Under this agreement, Cytos Biotechnology will work with A*STAR’s Experimental Therapeutics Centre (ETC) and Singapore Immunology Network (SIgN) to develop and produce a VLP based vaccine targeting the influenza hemagglutinin protein. The vaccine candidate will then be further evaluated in preclinical safety and efficacy studies by DSO National Laboratories (DSO). Duke-NUS Graduate Medical School Singapore and the Singapore Clinical Research Institute will then conduct a proof-of-concept study to evaluate the safety of the vaccine and its capacity to induce virus-neutralising antibodies (HI titers).
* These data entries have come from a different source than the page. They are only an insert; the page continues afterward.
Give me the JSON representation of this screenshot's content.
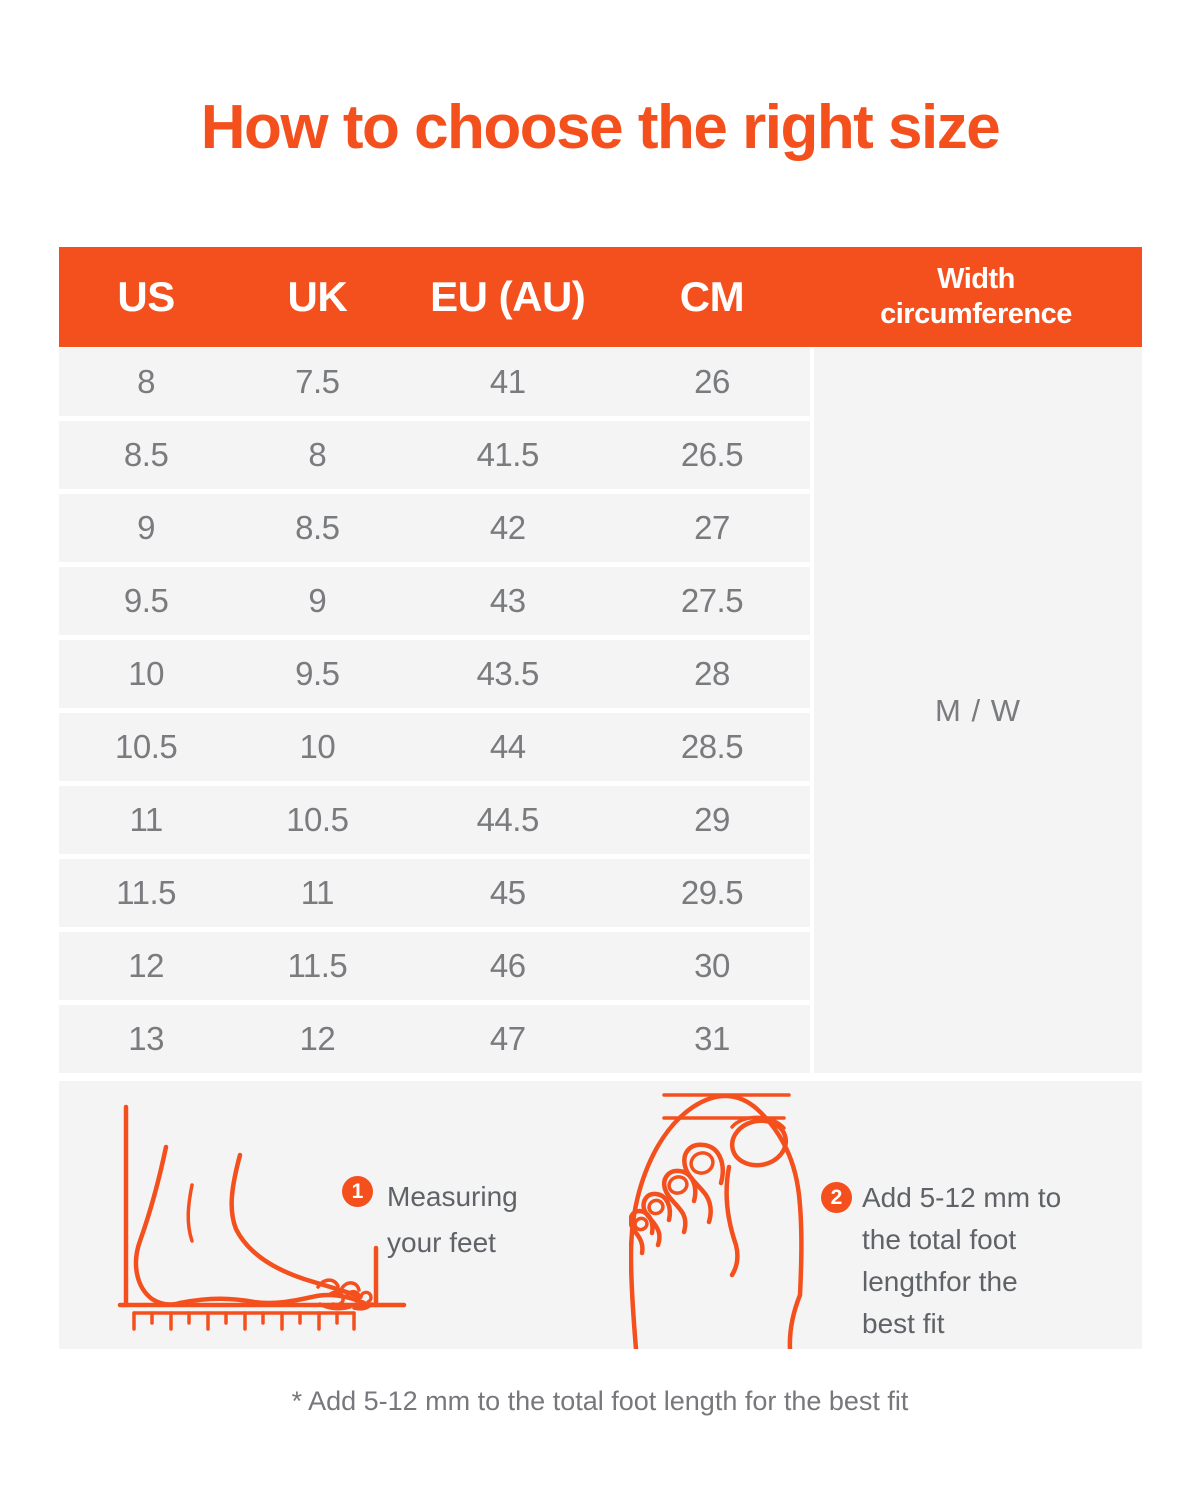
{
  "title": "How to choose the right size",
  "colors": {
    "accent": "#F4501E",
    "row_background": "#F4F4F5",
    "header_text": "#FFFFFF",
    "table_text": "#7A7B7E",
    "caption_text": "#5F6266",
    "footnote_text": "#77787B"
  },
  "chart_data": {
    "type": "table",
    "title": "How to choose the right size",
    "columns": [
      "US",
      "UK",
      "EU (AU)",
      "CM",
      "Width circumference"
    ],
    "rows": [
      [
        "8",
        "7.5",
        "41",
        "26"
      ],
      [
        "8.5",
        "8",
        "41.5",
        "26.5"
      ],
      [
        "9",
        "8.5",
        "42",
        "27"
      ],
      [
        "9.5",
        "9",
        "43",
        "27.5"
      ],
      [
        "10",
        "9.5",
        "43.5",
        "28"
      ],
      [
        "10.5",
        "10",
        "44",
        "28.5"
      ],
      [
        "11",
        "10.5",
        "44.5",
        "29"
      ],
      [
        "11.5",
        "11",
        "45",
        "29.5"
      ],
      [
        "12",
        "11.5",
        "46",
        "30"
      ],
      [
        "13",
        "12",
        "47",
        "31"
      ]
    ],
    "width_circumference_all_rows": "M / W"
  },
  "steps": [
    {
      "number": "1",
      "lines": [
        "Measuring",
        "your feet"
      ]
    },
    {
      "number": "2",
      "lines": [
        "Add 5-12 mm to",
        "the total foot",
        "lengthfor the",
        "best fit"
      ]
    }
  ],
  "footnote": "* Add 5-12 mm to the total foot length for the best fit"
}
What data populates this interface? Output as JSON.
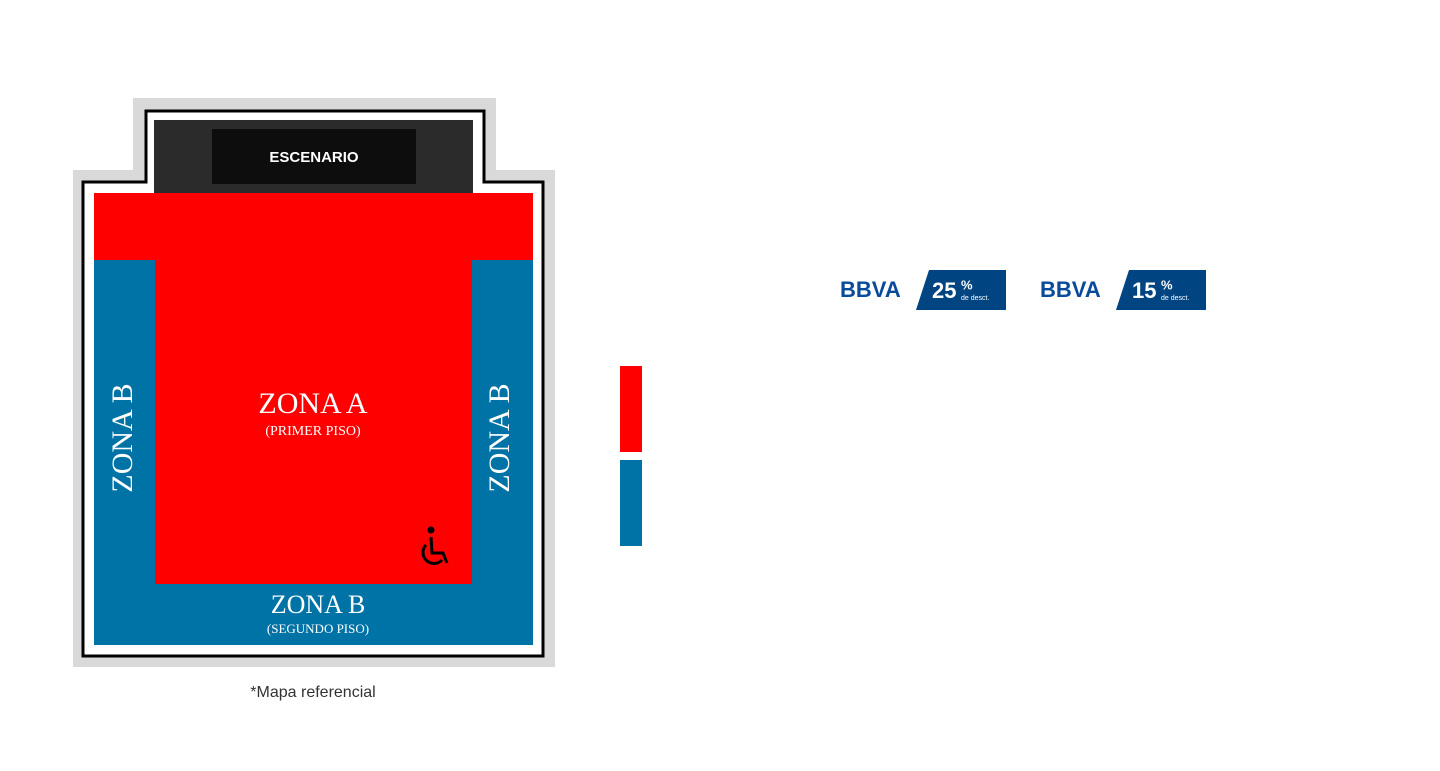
{
  "map": {
    "stage": "ESCENARIO",
    "zone_a": {
      "name": "ZONA A",
      "floor": "(PRIMER PISO)"
    },
    "zone_b_left": "ZONA B",
    "zone_b_right": "ZONA B",
    "zone_b": {
      "name": "ZONA B",
      "floor": "(SEGUNDO PISO)"
    },
    "footnote": "*Mapa referencial"
  },
  "promotions": [
    {
      "brand": "BBVA",
      "discount": "25",
      "unit": "%",
      "note": "de desct."
    },
    {
      "brand": "BBVA",
      "discount": "15",
      "unit": "%",
      "note": "de desct."
    }
  ]
}
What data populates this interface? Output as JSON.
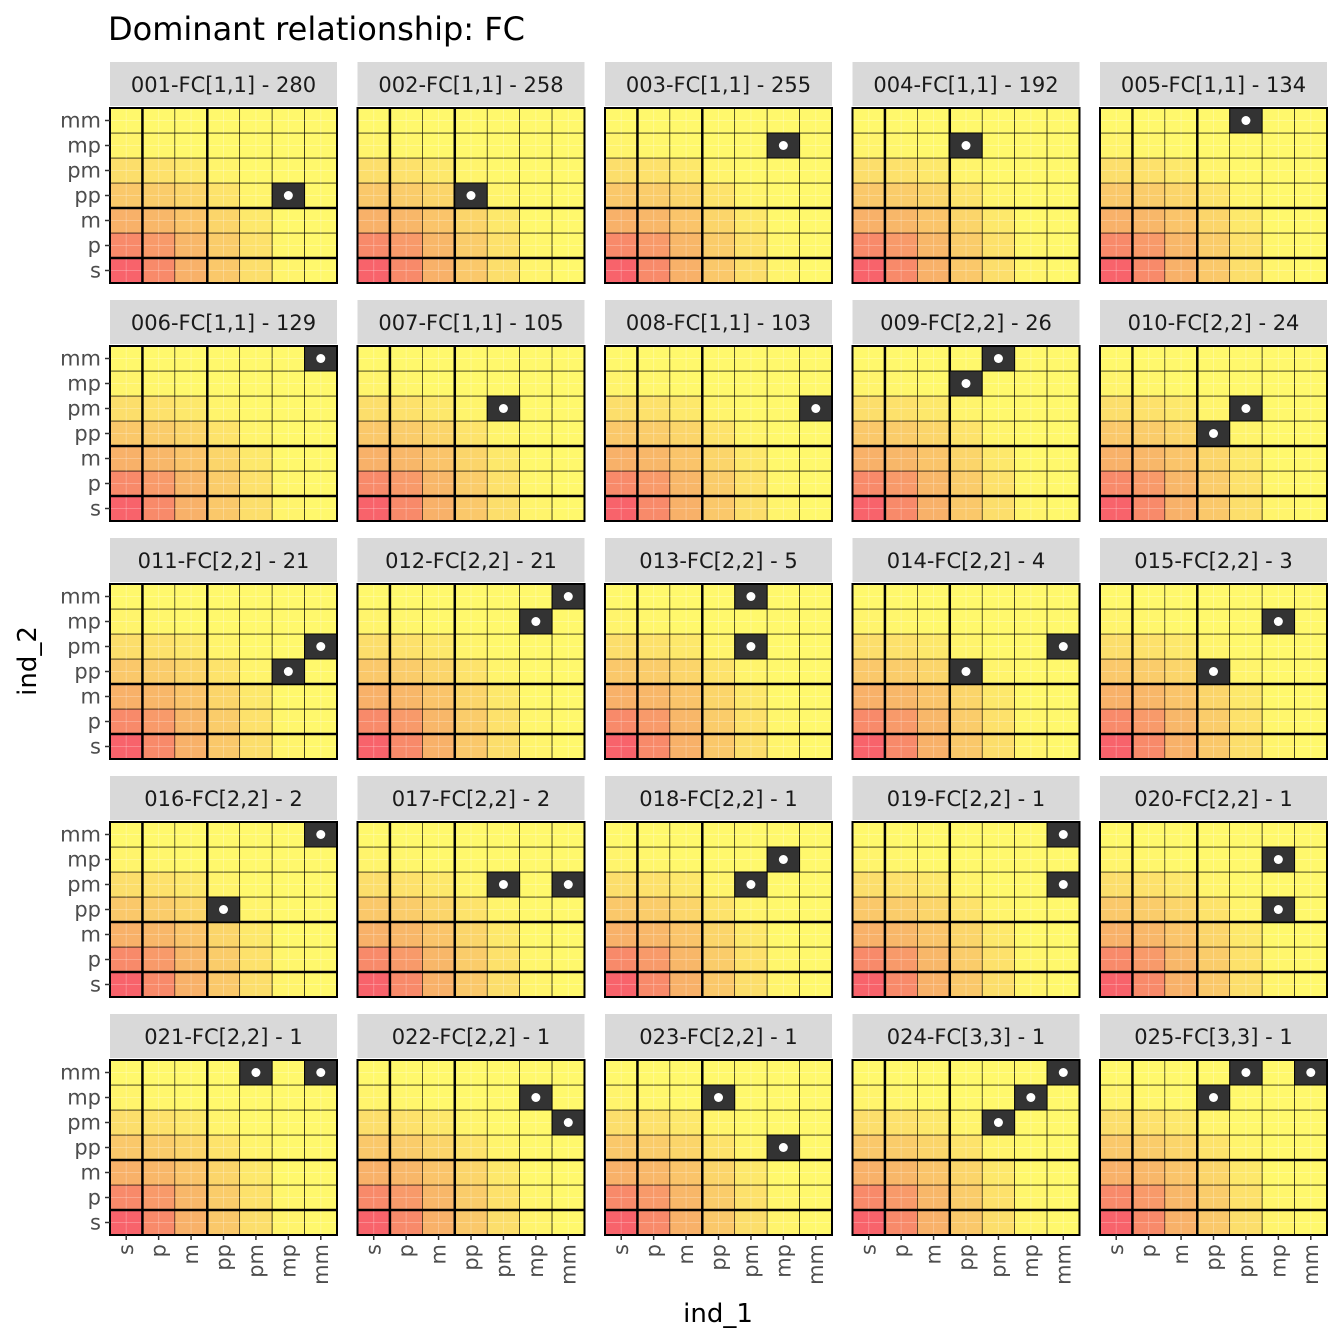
{
  "chart_data": {
    "type": "heatmap",
    "title": "Dominant relationship: FC",
    "xlabel": "ind_1",
    "ylabel": "ind_2",
    "x_categories": [
      "s",
      "p",
      "m",
      "pp",
      "pm",
      "mp",
      "mm"
    ],
    "y_categories": [
      "s",
      "p",
      "m",
      "pp",
      "pm",
      "mp",
      "mm"
    ],
    "grid": true,
    "colors": {
      "strip_bg": "#d9d9d9",
      "highlight_cell": "#333333",
      "dot": "#ffffff",
      "fill_low": "#fff86c",
      "fill_mid": "#f8b469",
      "fill_high": "#f8636b",
      "panel_border": "#000000"
    },
    "panels": [
      {
        "label": "001-FC[1,1] - 280",
        "cells": [
          [
            "mp",
            "pp"
          ]
        ]
      },
      {
        "label": "002-FC[1,1] - 258",
        "cells": [
          [
            "pp",
            "pp"
          ]
        ]
      },
      {
        "label": "003-FC[1,1] - 255",
        "cells": [
          [
            "mp",
            "mp"
          ]
        ]
      },
      {
        "label": "004-FC[1,1] - 192",
        "cells": [
          [
            "pp",
            "mp"
          ]
        ]
      },
      {
        "label": "005-FC[1,1] - 134",
        "cells": [
          [
            "pm",
            "mm"
          ]
        ]
      },
      {
        "label": "006-FC[1,1] - 129",
        "cells": [
          [
            "mm",
            "mm"
          ]
        ]
      },
      {
        "label": "007-FC[1,1] - 105",
        "cells": [
          [
            "pm",
            "pm"
          ]
        ]
      },
      {
        "label": "008-FC[1,1] - 103",
        "cells": [
          [
            "mm",
            "pm"
          ]
        ]
      },
      {
        "label": "009-FC[2,2] - 26",
        "cells": [
          [
            "pp",
            "mp"
          ],
          [
            "pm",
            "mm"
          ]
        ]
      },
      {
        "label": "010-FC[2,2] - 24",
        "cells": [
          [
            "pp",
            "pp"
          ],
          [
            "pm",
            "pm"
          ]
        ]
      },
      {
        "label": "011-FC[2,2] - 21",
        "cells": [
          [
            "mp",
            "pp"
          ],
          [
            "mm",
            "pm"
          ]
        ]
      },
      {
        "label": "012-FC[2,2] - 21",
        "cells": [
          [
            "mp",
            "mp"
          ],
          [
            "mm",
            "mm"
          ]
        ]
      },
      {
        "label": "013-FC[2,2] - 5",
        "cells": [
          [
            "pm",
            "mm"
          ],
          [
            "pm",
            "pm"
          ]
        ]
      },
      {
        "label": "014-FC[2,2] - 4",
        "cells": [
          [
            "pp",
            "pp"
          ],
          [
            "mm",
            "pm"
          ]
        ]
      },
      {
        "label": "015-FC[2,2] - 3",
        "cells": [
          [
            "pp",
            "pp"
          ],
          [
            "mp",
            "mp"
          ]
        ]
      },
      {
        "label": "016-FC[2,2] - 2",
        "cells": [
          [
            "pp",
            "pp"
          ],
          [
            "mm",
            "mm"
          ]
        ]
      },
      {
        "label": "017-FC[2,2] - 2",
        "cells": [
          [
            "pm",
            "pm"
          ],
          [
            "mm",
            "pm"
          ]
        ]
      },
      {
        "label": "018-FC[2,2] - 1",
        "cells": [
          [
            "pm",
            "pm"
          ],
          [
            "mp",
            "mp"
          ]
        ]
      },
      {
        "label": "019-FC[2,2] - 1",
        "cells": [
          [
            "mm",
            "mm"
          ],
          [
            "mm",
            "pm"
          ]
        ]
      },
      {
        "label": "020-FC[2,2] - 1",
        "cells": [
          [
            "mp",
            "mp"
          ],
          [
            "mp",
            "pp"
          ]
        ]
      },
      {
        "label": "021-FC[2,2] - 1",
        "cells": [
          [
            "pm",
            "mm"
          ],
          [
            "mm",
            "mm"
          ]
        ]
      },
      {
        "label": "022-FC[2,2] - 1",
        "cells": [
          [
            "mp",
            "mp"
          ],
          [
            "mm",
            "pm"
          ]
        ]
      },
      {
        "label": "023-FC[2,2] - 1",
        "cells": [
          [
            "pp",
            "mp"
          ],
          [
            "mp",
            "pp"
          ]
        ]
      },
      {
        "label": "024-FC[3,3] - 1",
        "cells": [
          [
            "pm",
            "pm"
          ],
          [
            "mp",
            "mp"
          ],
          [
            "mm",
            "mm"
          ]
        ]
      },
      {
        "label": "025-FC[3,3] - 1",
        "cells": [
          [
            "pp",
            "mp"
          ],
          [
            "pm",
            "mm"
          ],
          [
            "mm",
            "mm"
          ]
        ]
      }
    ]
  }
}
Thereafter, Cytos will hold the worldwide, sub-licensable rights to further develop, manufacture and commercialise the vaccine while A*STAR subsidiaries will be entitled to produce the vaccine for Singapore and other ASEAN countries. A*STAR subsidiaries can earn a royalty on worldwide net sales from influenza vaccine products developed under the terms of this agreement.
Prof Sir George Radda, Chairman of A*STAR’s Biomedical Research Council which funds part of the research, commented, “We are extremely excited at the progress and scale of this collaboration. It is thanks to the suite of capabilities in Singapore from basic to translational research, and to the technological know-how at Cytos, that such a product can be brought from discovery to clinical delivery, to provide rapid and cost-effective protection against pandemics. We look forward to forging more such powerful partnerships with industry and healthcare organisations to meet public health needs and benefit society.”
Dr Martin Bachmann, Chief Scientific Officer of Cytos, said, “Through access to Singapore’s centres of scientific and drug development excellence, we have the opportunity to gain clinical proof-of-concept for one of Cytos’ VLP vaccines in the prophylactic setting. The influenza vaccine collaboration is the first of its kind for Cytos and offers us the chance to, on the one hand, support Singapore and other member states of ASEAN in becoming more self-sufficient with provision of vaccines relevant to their emerging issues in public health, and, on the other hand, contribute a valuable product candidate to extend Cytos’ existing pipeline.”
“The collaboration with the Duke-NUS Graduate Medical School and the Experimental Therapeutics Centre to better understand the nature of influenza pandemic and its spread in the community will greatly enhance our ability to prevent and strengthen our defence against such pandemic threats. We are pleased to be a partner in this collaboration,” said Mr Quek Gim Pew, Chief Executive Officer of DSO.
“We believe that the investment Singapore has made in biomedical research can be translated into a “made in Singapore” influenza vaccine, which could be particularly important in mitigating health risks exacerbated by influenza pandemics,” said Associate Professor Ooi Eng Eong, the project’s lead investigator and a virologist at Duke-NUS Graduate Medical School Singapore.
Prof Sam Lim, SCRI’s Chief Operating Officer said, “We are very excited to have the opportunity to collaborate across so many different organizations leading to one of the first phase 1 vaccine studies in Singapore. Singaporeans and others in the ASEAN region will greatly benefit from this highly innovative clinical research.”